Federico Fellini happily plunked down in front of his television set one night recently. Italy's government-run TV network was showing I Vitelloni, a vintage Fellini film that examined a quintet of Roman loafers. Basta! Gone was a scene -"a decisive scene" -where the hero is refused a job with a comedy troupe because he is not a homosexual like all the others. "Cutting an indispensable part of a film like this offends me deeply," wrote Fellini to the television network, "and so from now on I'm never letting one of my films be presented on television."

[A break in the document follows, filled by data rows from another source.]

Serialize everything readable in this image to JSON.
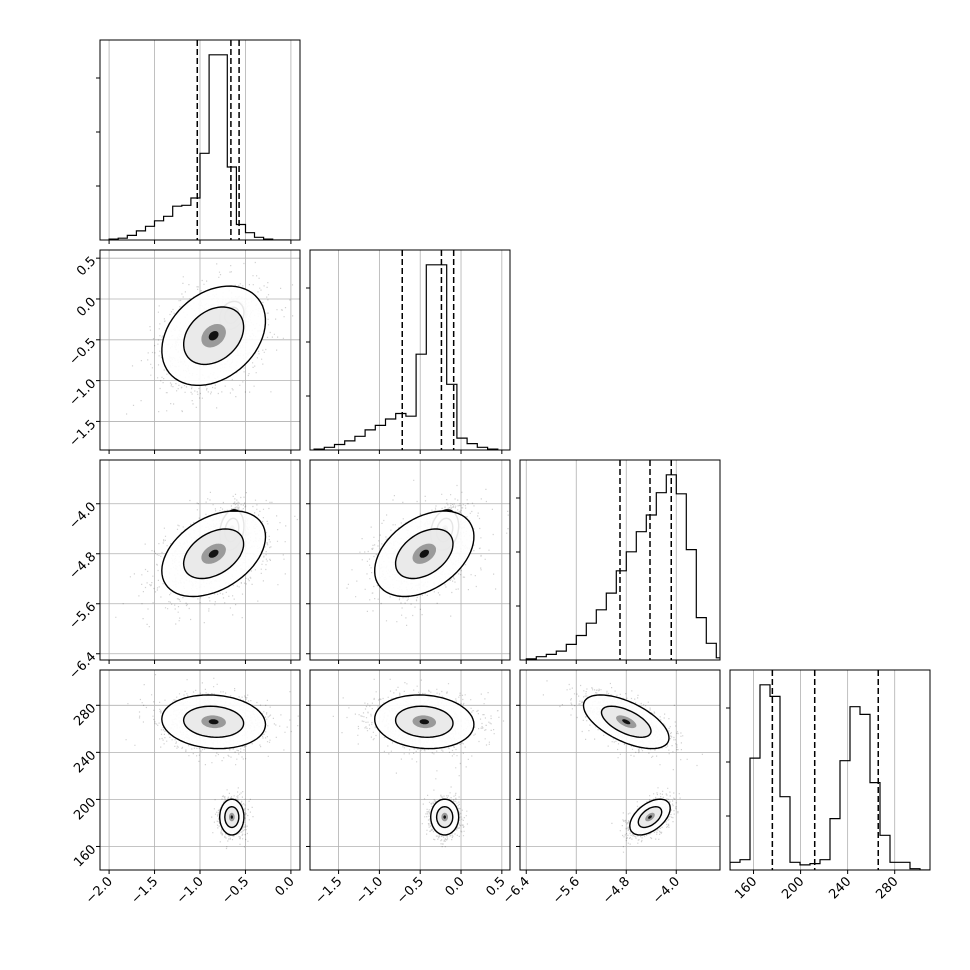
{
  "chart_data": {
    "type": "corner",
    "title": "",
    "colors": {
      "line": "#000000",
      "grid": "#b0b0b0",
      "background": "#ffffff"
    },
    "grid": true,
    "parameters": [
      {
        "range": [
          -2.1,
          0.1
        ],
        "ticks": [
          {
            "value": -2.0,
            "label": "−2.0"
          },
          {
            "value": -1.5,
            "label": "−1.5"
          },
          {
            "value": -1.0,
            "label": "−1.0"
          },
          {
            "value": -0.5,
            "label": "−0.5"
          },
          {
            "value": 0.0,
            "label": "0.0"
          }
        ],
        "quantiles": [
          -1.03,
          -0.66,
          -0.57
        ],
        "histogram": {
          "edges_start": -2.0,
          "bin_width": 0.1,
          "counts": [
            1,
            2,
            5,
            10,
            15,
            21,
            26,
            37,
            38,
            46,
            95,
            203,
            203,
            80,
            17,
            8,
            3,
            1,
            0,
            0
          ]
        }
      },
      {
        "range": [
          -1.85,
          0.6
        ],
        "ticks": [
          {
            "value": -1.5,
            "label": "−1.5"
          },
          {
            "value": -1.0,
            "label": "−1.0"
          },
          {
            "value": -0.5,
            "label": "−0.5"
          },
          {
            "value": 0.0,
            "label": "0.0"
          },
          {
            "value": 0.5,
            "label": "0.5"
          }
        ],
        "quantiles": [
          -0.72,
          -0.24,
          -0.09
        ],
        "histogram": {
          "edges_start": -1.8,
          "bin_width": 0.125,
          "counts": [
            1,
            3,
            6,
            10,
            15,
            22,
            27,
            34,
            40,
            37,
            105,
            203,
            203,
            72,
            13,
            7,
            3,
            1
          ]
        }
      },
      {
        "range": [
          -6.5,
          -3.3
        ],
        "ticks": [
          {
            "value": -6.4,
            "label": "−6.4"
          },
          {
            "value": -5.6,
            "label": "−5.6"
          },
          {
            "value": -4.8,
            "label": "−4.8"
          },
          {
            "value": -4.0,
            "label": "−4.0"
          }
        ],
        "quantiles": [
          -4.9,
          -4.42,
          -4.08
        ],
        "histogram": {
          "edges_start": -6.4,
          "bin_width": 0.16,
          "counts": [
            1,
            3,
            5,
            8,
            14,
            22,
            33,
            45,
            60,
            80,
            97,
            115,
            130,
            150,
            166,
            149,
            99,
            38,
            15,
            2
          ]
        }
      },
      {
        "range": [
          140,
          310
        ],
        "ticks": [
          {
            "value": 160,
            "label": "160"
          },
          {
            "value": 200,
            "label": "200"
          },
          {
            "value": 240,
            "label": "240"
          },
          {
            "value": 280,
            "label": "280"
          }
        ],
        "quantiles": [
          176,
          212,
          266
        ],
        "histogram": {
          "edges_start": 140,
          "bin_width": 8.5,
          "counts": [
            6,
            8,
            87,
            144,
            135,
            57,
            6,
            4,
            5,
            8,
            40,
            85,
            127,
            121,
            68,
            27,
            6,
            6,
            1,
            0
          ]
        }
      }
    ],
    "components": [
      {
        "mean": [
          -0.65,
          -0.2,
          -4.42,
          185
        ],
        "sd": [
          0.07,
          0.09,
          0.17,
          8
        ],
        "corr": [
          [
            1,
            0.2,
            0.2,
            0.0
          ],
          [
            0.2,
            1,
            0.2,
            0.0
          ],
          [
            0.2,
            0.2,
            1,
            0.5
          ],
          [
            0.0,
            0.0,
            0.5,
            1
          ]
        ],
        "weight": 0.45
      },
      {
        "mean": [
          -0.85,
          -0.45,
          -4.8,
          266
        ],
        "sd": [
          0.3,
          0.32,
          0.36,
          12
        ],
        "corr": [
          [
            1,
            0.3,
            0.4,
            -0.1
          ],
          [
            0.3,
            1,
            0.4,
            -0.1
          ],
          [
            0.4,
            0.4,
            1,
            -0.6
          ],
          [
            -0.1,
            -0.1,
            -0.6,
            1
          ]
        ],
        "weight": 0.55
      }
    ]
  }
}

I Vitelloni was cut by only 61 seconds, and only because Italy's television censors find homosexuality a topic unfit for family viewing. In the U.S., though, films pass through the hands of many eager vandals: distributors cut them up for money's sake, television for time's sake, and censors for God's sake.

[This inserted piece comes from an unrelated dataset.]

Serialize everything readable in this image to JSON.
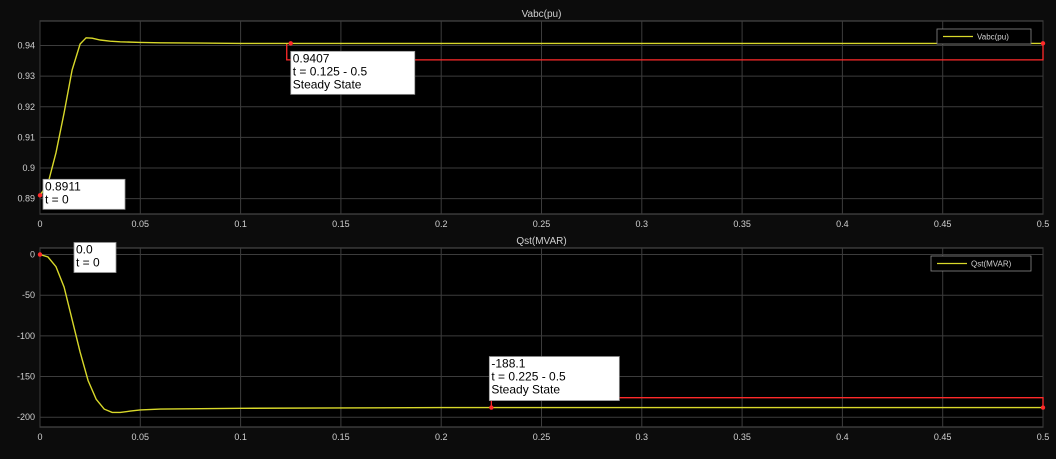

Customs men and censors make the crudest cuts: the girl's fingers move to the buttons of her blouse, and suddenly it's breakfast. Distributors make deeper cuts after films leave first-run houses, on the simple calculation that the shorter the film, the more times it can be run in any one day. When Rocco and His Brothers arrived here from Italy a year ago, it was a full, pasta-rich 180 minutes long. After a run in New York art theaters, it mysteriously shrank to 147, then pushed off for the rest of the nation as a beggar-thin 95 minutes. Such chopping may be why so many U.S. film goers wonder what New York critics found to rave about.

Television is the roughest surgeon. Trimming feature-length movies to fit into 90-minute afternoon slots (and spare plenty of time for commercials) leaves many films at about half-size -65 minutes. Cutters first remove all sex, violence (which TV saves for its own shows), mistreatment of children and animals, slighting mention of minority groups, profanity. Profanity uttered in the middle of a sentence is blotted over with tape, leaving an uncomfortable "bloop" in the sound track. Cuts in The Cruel Sea somehow made two ships one, left much of the dialogue senseless and many episodes pointless, reduced salty navy talk to tea-cozy delicacy.

Fresh from a triumphant trimming of John Ford's The Quiet Man to 63-minute television size, a cutter explained his craft: "The easiest thing is to take out a full character, but I try to keep the stars in and show what the plot is. I cut parts of the fight and cut the middle out of songs. Then the commercials help in cutting too. After two minutes, people forget what they were seeing."